Pour lui, la qualité des relations humaines primait sur les conventions sociales et les artifices de la société de plus en plus gangrenée selon lui par l’image et l’argent.

Il savait regarder au-delà des apparences, se préservant du mauvais œil auquel il croyait.

Toutefois, par courtoisie, il savait sauver aussi les apparences pour ne pas embarrasser ses proches.

 

Plus tard, il nous regardait tour à tour Etienne, mon époux et moi-même, avec affection et malice.

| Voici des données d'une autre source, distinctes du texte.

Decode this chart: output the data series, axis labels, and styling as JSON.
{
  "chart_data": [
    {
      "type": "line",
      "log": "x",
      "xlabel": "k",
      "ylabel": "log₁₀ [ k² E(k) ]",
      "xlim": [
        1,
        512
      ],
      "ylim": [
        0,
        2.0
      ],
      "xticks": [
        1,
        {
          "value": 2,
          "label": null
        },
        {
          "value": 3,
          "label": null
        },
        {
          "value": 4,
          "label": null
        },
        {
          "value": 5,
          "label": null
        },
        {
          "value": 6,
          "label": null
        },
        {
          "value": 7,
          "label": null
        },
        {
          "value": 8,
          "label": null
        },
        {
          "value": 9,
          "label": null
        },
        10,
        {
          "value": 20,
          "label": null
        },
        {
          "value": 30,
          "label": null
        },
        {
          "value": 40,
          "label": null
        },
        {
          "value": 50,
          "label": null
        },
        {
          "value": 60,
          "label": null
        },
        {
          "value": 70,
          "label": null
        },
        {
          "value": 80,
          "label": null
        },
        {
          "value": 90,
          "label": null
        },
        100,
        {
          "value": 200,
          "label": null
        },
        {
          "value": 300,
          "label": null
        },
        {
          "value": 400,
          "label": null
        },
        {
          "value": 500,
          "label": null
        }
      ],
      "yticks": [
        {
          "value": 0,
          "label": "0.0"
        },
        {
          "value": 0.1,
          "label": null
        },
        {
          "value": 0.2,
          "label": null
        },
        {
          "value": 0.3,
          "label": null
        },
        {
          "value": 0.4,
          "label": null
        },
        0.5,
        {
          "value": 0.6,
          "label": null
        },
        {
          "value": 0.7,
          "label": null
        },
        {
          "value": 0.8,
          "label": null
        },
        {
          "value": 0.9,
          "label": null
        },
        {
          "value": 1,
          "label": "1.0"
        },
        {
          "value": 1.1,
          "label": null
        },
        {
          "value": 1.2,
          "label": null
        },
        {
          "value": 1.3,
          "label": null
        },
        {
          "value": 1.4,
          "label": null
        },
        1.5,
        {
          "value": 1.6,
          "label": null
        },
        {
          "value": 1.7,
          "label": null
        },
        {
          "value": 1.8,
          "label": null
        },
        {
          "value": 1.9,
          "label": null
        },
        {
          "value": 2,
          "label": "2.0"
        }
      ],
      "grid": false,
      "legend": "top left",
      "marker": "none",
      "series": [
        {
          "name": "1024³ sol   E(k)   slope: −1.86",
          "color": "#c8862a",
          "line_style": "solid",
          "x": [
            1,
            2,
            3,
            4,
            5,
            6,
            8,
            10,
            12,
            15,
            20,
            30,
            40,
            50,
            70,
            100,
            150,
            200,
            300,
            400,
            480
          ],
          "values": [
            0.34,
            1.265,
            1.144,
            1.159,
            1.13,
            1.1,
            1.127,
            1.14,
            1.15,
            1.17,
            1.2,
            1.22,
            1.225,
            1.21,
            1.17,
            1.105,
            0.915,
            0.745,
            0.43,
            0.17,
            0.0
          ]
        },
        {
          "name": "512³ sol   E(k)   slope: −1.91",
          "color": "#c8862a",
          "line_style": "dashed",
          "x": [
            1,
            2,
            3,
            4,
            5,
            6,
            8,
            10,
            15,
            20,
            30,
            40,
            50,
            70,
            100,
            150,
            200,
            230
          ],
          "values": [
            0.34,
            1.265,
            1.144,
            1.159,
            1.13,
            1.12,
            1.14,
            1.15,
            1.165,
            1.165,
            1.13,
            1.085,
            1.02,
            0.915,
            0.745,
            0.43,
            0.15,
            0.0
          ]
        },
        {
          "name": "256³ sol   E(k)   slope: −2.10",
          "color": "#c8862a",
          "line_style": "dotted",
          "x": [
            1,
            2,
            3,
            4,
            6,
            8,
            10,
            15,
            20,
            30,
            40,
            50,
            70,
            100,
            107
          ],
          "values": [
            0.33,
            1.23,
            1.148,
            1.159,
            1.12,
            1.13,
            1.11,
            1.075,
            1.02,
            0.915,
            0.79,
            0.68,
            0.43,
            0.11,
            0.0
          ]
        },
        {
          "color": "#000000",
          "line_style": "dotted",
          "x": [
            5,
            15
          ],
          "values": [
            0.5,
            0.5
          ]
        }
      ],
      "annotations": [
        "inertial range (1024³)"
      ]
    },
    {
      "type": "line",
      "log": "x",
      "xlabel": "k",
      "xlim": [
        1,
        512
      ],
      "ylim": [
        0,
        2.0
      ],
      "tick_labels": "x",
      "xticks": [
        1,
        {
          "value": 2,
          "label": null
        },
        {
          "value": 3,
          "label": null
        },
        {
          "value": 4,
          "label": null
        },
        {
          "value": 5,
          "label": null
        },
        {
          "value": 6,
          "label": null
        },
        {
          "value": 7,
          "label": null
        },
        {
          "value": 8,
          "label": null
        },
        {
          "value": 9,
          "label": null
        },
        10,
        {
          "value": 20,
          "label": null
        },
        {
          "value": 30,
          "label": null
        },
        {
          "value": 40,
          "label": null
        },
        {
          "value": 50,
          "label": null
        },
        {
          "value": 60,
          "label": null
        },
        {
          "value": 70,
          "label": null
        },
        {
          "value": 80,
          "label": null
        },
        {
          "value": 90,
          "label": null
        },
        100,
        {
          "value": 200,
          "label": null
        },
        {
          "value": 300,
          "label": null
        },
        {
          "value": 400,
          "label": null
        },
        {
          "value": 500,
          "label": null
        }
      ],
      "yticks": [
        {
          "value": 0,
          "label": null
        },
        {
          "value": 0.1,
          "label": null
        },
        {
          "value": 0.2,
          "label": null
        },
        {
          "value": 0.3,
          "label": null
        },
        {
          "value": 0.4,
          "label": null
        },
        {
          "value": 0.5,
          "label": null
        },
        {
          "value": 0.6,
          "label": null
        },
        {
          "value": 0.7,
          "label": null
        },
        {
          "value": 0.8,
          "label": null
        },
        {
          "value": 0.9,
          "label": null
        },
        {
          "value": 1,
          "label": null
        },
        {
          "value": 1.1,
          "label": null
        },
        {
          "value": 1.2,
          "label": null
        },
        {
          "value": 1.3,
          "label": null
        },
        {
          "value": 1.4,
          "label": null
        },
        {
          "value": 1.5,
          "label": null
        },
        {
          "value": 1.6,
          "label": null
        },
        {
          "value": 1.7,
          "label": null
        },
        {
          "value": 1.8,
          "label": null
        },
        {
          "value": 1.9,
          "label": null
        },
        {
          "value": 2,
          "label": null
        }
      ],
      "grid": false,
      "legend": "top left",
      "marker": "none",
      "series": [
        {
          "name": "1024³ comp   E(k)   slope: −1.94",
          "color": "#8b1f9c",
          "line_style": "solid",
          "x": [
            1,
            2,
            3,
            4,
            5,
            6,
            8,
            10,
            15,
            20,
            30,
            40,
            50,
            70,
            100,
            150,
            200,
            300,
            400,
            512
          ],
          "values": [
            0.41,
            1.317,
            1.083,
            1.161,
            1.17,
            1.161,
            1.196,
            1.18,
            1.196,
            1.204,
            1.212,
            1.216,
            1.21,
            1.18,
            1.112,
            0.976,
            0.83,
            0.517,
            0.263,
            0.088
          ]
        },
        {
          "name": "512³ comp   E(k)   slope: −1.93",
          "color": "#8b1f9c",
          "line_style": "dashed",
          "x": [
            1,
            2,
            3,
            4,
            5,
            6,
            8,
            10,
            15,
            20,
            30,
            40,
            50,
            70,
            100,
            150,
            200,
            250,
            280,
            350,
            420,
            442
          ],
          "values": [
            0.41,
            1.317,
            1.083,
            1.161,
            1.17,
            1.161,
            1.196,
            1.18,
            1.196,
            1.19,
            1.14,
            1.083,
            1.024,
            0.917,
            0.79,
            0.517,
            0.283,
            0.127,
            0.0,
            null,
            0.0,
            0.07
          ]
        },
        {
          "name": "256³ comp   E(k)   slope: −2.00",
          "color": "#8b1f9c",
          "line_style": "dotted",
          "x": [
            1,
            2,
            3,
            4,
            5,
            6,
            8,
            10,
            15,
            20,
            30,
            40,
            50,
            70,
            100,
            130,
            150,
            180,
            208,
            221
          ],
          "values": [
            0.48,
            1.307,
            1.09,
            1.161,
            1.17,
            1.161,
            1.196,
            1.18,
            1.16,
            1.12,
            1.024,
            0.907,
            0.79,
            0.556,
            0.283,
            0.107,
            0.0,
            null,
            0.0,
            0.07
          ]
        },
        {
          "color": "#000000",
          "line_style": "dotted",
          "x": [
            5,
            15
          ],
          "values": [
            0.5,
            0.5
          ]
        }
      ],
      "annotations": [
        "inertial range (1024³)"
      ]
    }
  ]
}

Malgré le poids des souvenirs, ses yeux pétillaient quand il nous racontait ses aventures aux quatre coins du monde ou qu’il se mettait à fredonner une vieille chanson d’Edith Piaf ou de Zarah Leander.

 

Il y a quelques semaines, au Victoria, le restaurant où nous dînions ensemble le dimanche, avec Etienne,  de nouveau nous avions eu cet échange de regards. Mais cette fois, il n’avait pas insisté. Il avait presque baissé les yeux.

Je n’avais rien dit, mais j’avais deviné qu’il souffrait. 

 

Il avait compris que j’avais compris.

Il attendait le coucher du soleil pour retrouver sa retraite.

Esquiver les regards apitoyés.

Et surtout les scanners.

Aujourd’hui, il est retourné vers la Lumière, nous laissant le rayonnement de sa présence, de son rire et de ses livres. 

Des photographies de sa jeunesse le représentent comme un « beau ténébreux ».

 

Mais pour Etienne et moi, Gerald est une comète scintillante des mille feux des gemmes dont il chérissait les vertus : vert malachite et bleu lapis-lazuli, beau comme une sculpture égyptienne, à jamais indestructible dans l’hypogée de nos cœurs.